As reported in the writeup for the clinical trial, which was entitled “Results of a Trial of PET-Directed Therapy for Early-Stage Hodgkin’s Lymphoma” and published in the journal New England Journal of Medicine, the survival rate of all patients was over 90%. For the non-IFRT patients, 90.8% survived without seeing worsening of their lymphoma, while 94.6% of IFRT-receiving patients saw no disease worsening. However, overall survival for the non-radiotherapy group was 99%, and for the IFRT group, 97.1%. The authors attribute the higher survival in non-IFRT patients to less damage in healthy tissues.
“This research is an important step forward,” said Professor John Radford, leader of the trial in The University of Manchester, in a news report from Leukaemia & Lymphoma Research. “The results of RAPID show that in early stage Hodgkin lymphoma radiotherapy after initial chemotherapy marginally reduces the recurrence rate, but this is bought at the expense of exposing to radiation all patients with negative PET findings, most of whom are already cured.” In other words, a personalized approach to treating blood cancers can be safely deployed by determining an individual’s risk of disease progression and adjusting treatment accordingly.

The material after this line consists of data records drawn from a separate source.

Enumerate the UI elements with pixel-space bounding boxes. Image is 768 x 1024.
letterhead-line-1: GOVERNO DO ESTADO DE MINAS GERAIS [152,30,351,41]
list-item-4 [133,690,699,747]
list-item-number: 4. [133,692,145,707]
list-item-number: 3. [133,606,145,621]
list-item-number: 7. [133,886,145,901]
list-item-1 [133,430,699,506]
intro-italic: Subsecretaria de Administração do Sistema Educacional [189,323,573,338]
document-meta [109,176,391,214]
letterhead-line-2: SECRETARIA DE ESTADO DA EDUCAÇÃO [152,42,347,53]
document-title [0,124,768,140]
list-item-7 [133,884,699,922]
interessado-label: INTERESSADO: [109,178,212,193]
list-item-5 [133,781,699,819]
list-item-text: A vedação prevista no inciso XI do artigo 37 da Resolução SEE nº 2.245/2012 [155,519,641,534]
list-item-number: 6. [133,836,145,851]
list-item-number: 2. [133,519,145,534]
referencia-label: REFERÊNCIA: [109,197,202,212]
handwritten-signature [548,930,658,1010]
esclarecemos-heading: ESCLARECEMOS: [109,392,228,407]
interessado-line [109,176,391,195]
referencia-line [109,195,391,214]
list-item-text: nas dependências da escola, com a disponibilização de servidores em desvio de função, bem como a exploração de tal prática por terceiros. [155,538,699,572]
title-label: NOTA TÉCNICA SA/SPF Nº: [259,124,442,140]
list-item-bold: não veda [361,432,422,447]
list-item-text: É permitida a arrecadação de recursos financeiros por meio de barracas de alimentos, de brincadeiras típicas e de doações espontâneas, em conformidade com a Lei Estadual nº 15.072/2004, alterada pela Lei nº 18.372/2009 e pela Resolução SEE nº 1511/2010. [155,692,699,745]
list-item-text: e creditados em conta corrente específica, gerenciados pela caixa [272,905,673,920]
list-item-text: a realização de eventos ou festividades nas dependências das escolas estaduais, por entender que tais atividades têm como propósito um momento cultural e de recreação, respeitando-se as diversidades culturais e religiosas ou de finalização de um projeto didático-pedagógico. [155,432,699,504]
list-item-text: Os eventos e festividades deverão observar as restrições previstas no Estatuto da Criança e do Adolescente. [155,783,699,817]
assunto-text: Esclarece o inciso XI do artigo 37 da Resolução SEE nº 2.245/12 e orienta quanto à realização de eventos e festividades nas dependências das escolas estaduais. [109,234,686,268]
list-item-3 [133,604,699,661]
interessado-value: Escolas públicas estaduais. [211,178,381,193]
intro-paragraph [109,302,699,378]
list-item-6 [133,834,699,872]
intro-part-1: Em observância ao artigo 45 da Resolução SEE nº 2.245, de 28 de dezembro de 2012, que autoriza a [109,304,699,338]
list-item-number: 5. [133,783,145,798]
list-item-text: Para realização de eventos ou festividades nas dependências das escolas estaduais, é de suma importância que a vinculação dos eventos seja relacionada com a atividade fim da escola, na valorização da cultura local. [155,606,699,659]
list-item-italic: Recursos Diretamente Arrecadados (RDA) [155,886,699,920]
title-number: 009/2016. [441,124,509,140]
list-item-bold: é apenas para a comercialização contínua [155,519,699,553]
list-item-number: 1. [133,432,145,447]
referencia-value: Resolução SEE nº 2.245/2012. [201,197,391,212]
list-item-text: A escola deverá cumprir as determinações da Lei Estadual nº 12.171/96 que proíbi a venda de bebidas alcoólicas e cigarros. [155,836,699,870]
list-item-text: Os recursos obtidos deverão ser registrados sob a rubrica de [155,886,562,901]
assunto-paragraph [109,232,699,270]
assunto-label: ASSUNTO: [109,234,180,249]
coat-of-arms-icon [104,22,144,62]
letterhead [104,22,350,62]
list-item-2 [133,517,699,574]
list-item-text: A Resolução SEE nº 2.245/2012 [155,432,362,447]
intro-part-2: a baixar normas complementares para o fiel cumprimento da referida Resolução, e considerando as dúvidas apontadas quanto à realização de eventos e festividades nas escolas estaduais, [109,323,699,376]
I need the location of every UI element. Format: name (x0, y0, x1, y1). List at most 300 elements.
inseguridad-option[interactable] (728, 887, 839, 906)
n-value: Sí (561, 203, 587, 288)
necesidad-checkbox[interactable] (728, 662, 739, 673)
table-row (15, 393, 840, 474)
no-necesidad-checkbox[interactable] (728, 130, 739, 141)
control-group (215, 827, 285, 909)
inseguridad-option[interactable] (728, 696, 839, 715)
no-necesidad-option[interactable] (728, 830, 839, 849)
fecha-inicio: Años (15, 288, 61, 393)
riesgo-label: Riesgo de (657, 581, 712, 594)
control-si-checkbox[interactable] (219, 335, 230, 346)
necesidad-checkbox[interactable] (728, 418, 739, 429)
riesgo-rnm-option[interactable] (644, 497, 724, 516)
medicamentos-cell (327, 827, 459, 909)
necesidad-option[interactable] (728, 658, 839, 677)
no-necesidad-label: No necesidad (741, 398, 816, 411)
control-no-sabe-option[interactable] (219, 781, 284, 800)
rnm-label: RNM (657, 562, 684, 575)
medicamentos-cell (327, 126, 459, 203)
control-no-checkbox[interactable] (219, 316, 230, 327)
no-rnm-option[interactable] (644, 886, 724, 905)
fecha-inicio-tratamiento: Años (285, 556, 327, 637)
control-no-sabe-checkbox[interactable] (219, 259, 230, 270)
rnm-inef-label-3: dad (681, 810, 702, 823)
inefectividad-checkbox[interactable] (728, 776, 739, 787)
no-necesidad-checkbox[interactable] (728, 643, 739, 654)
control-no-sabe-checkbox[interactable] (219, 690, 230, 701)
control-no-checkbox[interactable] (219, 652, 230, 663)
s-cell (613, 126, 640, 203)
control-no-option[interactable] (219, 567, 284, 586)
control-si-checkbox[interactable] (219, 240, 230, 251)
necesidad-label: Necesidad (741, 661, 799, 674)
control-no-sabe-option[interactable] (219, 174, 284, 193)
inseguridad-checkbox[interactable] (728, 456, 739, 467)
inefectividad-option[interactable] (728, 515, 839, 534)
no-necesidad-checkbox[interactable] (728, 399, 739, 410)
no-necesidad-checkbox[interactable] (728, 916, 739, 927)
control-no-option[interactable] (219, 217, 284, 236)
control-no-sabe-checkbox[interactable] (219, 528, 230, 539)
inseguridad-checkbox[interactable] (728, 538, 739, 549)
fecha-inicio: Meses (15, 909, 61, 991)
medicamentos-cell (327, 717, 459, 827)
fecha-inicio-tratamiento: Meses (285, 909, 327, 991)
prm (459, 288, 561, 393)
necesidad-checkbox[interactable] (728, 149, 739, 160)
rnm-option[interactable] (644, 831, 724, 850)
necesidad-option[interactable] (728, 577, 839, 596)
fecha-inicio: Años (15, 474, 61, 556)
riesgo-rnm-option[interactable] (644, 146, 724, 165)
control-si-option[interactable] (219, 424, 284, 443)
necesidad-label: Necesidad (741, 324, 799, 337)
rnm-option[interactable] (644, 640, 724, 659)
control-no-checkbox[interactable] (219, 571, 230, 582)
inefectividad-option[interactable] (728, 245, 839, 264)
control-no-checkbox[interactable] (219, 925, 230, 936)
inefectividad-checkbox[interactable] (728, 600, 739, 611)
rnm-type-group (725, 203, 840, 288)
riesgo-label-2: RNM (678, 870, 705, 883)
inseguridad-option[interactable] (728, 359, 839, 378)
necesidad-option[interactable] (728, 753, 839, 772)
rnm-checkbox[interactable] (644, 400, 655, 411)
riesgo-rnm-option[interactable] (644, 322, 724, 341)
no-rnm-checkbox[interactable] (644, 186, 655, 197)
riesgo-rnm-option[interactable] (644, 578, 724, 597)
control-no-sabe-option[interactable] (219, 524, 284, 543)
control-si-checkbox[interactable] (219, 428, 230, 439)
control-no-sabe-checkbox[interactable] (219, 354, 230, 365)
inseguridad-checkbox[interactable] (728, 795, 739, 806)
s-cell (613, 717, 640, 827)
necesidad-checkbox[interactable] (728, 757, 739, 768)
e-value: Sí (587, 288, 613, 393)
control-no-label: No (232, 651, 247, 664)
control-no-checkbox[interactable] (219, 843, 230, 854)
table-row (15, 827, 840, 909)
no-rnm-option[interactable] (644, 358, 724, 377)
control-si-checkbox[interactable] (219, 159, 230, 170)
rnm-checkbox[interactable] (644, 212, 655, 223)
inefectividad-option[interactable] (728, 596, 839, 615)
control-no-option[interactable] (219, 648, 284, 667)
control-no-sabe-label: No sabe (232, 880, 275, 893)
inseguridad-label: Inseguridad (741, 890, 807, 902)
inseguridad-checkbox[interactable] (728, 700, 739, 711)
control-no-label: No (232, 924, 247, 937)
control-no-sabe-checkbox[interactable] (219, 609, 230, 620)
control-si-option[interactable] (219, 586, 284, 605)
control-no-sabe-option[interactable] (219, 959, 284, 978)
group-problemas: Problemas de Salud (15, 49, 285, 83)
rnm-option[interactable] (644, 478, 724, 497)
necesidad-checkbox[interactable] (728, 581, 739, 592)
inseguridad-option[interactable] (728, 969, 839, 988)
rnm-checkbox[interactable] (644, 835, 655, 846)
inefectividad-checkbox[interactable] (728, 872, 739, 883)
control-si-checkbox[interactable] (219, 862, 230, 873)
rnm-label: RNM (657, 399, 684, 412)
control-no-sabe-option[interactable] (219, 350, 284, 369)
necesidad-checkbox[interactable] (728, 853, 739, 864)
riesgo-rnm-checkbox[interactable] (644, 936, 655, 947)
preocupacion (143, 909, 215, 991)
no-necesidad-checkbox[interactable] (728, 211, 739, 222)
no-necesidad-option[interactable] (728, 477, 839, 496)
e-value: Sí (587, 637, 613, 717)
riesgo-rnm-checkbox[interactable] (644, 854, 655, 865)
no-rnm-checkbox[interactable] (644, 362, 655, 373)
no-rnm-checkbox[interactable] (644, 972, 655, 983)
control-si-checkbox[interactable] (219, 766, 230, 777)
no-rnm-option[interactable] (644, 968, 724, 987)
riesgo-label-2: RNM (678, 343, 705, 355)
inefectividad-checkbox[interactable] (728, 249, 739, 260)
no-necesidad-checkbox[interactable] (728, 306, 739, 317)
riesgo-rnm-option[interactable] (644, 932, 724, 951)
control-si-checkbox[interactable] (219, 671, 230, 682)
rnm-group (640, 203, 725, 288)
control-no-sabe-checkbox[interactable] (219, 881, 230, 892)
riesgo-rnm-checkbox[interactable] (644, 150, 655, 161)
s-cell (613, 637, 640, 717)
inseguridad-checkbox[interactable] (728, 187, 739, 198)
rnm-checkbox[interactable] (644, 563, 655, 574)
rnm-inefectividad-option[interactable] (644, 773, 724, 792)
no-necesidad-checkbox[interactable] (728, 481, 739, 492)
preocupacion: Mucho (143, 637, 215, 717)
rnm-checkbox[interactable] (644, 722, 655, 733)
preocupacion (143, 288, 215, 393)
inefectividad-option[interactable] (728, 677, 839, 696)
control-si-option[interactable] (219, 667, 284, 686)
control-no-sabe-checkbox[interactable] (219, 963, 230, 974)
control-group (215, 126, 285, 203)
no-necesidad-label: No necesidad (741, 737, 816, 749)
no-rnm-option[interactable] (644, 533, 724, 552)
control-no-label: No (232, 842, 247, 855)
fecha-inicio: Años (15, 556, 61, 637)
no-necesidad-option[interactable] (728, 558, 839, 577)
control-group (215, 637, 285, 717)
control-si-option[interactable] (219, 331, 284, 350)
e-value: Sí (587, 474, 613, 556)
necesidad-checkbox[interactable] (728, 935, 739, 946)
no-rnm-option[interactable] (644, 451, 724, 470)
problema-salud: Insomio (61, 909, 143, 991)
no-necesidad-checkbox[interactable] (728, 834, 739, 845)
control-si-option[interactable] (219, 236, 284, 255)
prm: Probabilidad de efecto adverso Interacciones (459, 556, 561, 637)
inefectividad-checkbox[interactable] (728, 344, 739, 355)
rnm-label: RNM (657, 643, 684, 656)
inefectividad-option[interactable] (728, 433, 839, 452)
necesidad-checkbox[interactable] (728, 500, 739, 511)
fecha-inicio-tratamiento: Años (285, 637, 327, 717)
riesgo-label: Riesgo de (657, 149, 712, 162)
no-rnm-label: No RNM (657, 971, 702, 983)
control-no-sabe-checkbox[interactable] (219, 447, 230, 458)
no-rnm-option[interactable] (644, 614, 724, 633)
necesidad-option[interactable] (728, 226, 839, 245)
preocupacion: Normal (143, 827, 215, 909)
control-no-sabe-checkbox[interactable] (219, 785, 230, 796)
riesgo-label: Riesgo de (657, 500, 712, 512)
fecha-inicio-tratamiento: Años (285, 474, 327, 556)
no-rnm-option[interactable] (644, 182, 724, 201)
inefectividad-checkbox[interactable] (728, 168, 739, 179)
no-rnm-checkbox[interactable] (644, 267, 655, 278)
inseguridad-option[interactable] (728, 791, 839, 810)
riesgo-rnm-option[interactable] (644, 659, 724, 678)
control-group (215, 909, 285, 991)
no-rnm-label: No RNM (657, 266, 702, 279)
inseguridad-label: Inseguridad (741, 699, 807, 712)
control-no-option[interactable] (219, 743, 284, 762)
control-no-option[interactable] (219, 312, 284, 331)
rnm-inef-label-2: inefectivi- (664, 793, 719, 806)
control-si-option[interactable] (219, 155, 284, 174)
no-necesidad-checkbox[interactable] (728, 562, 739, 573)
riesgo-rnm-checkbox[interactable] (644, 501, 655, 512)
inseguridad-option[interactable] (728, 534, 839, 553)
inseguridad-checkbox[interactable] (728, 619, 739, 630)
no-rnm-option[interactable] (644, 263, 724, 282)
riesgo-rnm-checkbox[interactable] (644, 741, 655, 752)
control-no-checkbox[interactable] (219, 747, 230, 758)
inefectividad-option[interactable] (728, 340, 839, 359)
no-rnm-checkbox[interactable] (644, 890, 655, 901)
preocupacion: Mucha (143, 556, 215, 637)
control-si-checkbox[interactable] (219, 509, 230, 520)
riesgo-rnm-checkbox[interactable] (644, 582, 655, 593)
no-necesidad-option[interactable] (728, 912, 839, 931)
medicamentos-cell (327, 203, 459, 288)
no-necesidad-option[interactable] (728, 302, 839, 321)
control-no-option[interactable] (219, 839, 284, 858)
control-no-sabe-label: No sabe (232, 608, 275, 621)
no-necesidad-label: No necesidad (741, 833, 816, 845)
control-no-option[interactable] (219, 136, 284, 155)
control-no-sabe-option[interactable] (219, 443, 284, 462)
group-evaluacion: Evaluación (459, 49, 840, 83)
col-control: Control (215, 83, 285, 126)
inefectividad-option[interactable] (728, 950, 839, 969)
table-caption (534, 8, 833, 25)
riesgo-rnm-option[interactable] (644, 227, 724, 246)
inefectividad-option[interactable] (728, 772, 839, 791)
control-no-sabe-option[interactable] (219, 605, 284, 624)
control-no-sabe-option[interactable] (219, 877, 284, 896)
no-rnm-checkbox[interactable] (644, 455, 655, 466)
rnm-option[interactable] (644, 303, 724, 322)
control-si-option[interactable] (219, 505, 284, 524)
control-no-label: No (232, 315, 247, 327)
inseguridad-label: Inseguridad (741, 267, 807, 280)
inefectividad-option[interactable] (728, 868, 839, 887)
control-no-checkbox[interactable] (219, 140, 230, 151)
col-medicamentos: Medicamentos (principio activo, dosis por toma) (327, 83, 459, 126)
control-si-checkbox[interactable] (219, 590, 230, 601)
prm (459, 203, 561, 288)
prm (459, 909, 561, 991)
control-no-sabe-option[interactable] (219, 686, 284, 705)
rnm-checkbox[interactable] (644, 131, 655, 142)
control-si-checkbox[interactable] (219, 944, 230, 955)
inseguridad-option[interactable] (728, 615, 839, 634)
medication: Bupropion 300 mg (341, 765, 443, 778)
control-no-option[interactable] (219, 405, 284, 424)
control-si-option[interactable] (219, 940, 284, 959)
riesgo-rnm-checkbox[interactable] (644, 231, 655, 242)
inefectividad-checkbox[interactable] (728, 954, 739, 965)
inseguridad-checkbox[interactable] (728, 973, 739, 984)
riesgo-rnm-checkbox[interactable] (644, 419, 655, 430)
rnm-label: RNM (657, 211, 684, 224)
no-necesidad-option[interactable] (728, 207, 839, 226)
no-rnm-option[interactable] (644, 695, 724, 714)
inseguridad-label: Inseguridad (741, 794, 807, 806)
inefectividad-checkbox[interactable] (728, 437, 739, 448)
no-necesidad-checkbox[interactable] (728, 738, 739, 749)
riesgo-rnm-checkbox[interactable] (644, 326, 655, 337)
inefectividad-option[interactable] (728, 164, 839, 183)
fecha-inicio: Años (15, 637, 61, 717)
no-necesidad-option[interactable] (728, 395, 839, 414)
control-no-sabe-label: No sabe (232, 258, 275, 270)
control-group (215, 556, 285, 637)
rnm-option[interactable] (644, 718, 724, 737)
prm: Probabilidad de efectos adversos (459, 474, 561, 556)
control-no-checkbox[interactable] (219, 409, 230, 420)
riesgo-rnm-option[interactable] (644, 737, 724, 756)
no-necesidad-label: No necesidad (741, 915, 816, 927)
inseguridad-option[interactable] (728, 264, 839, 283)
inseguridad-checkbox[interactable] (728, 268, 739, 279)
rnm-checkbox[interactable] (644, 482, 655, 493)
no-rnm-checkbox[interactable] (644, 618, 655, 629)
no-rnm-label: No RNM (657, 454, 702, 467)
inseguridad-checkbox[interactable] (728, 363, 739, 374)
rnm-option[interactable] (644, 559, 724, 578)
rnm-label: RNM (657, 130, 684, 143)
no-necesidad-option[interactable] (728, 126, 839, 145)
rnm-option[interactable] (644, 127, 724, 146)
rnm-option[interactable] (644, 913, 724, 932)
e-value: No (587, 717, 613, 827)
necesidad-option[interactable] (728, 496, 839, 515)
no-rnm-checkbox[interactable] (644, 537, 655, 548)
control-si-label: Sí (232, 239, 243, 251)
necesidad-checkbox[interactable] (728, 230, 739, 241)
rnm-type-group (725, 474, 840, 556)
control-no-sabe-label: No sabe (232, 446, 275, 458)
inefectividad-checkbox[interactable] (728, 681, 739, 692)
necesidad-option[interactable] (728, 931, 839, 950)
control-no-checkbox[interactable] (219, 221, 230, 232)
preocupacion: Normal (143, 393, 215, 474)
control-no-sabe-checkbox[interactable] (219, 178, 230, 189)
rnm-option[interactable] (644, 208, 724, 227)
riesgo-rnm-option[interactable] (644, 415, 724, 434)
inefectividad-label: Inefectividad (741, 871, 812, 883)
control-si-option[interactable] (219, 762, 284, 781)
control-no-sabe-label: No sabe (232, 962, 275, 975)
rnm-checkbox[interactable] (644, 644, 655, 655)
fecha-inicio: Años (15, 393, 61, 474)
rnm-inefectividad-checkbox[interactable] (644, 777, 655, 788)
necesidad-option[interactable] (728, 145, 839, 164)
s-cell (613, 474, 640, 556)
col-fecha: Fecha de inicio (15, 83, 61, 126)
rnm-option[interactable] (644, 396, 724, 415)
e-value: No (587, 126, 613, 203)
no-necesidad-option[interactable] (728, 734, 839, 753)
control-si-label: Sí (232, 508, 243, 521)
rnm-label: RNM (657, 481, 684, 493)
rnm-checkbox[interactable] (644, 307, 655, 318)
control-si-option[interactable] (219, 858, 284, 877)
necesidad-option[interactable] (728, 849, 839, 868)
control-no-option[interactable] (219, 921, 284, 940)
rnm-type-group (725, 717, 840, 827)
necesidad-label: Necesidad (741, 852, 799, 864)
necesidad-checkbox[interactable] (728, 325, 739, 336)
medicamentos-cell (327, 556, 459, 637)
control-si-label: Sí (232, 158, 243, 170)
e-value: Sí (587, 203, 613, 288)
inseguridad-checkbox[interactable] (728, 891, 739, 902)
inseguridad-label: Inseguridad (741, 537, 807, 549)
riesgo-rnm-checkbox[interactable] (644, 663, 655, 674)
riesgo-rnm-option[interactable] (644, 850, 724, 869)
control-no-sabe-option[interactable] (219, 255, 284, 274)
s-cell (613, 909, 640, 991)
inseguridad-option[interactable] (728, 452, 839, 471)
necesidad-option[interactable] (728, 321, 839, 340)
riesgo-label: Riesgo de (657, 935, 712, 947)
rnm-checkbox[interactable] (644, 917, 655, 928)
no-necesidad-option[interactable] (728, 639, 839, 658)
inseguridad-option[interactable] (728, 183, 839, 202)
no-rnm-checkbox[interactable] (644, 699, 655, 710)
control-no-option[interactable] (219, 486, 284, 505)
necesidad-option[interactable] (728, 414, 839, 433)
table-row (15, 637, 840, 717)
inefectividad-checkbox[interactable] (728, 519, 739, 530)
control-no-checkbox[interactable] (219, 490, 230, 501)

One patient is particularly excited about the results of the trial. “When my end of chemo PET scan came back clean I cannot tell you the relief and joy I felt,” said Shiv Meaker, who was diagnosed with Hodgkin Lymphoma in 2012 when she was 33. “It meant my chemo had worked and the possibility of radiotherapy, more uncertainty, yet more pressing hold on my life, was lifted.”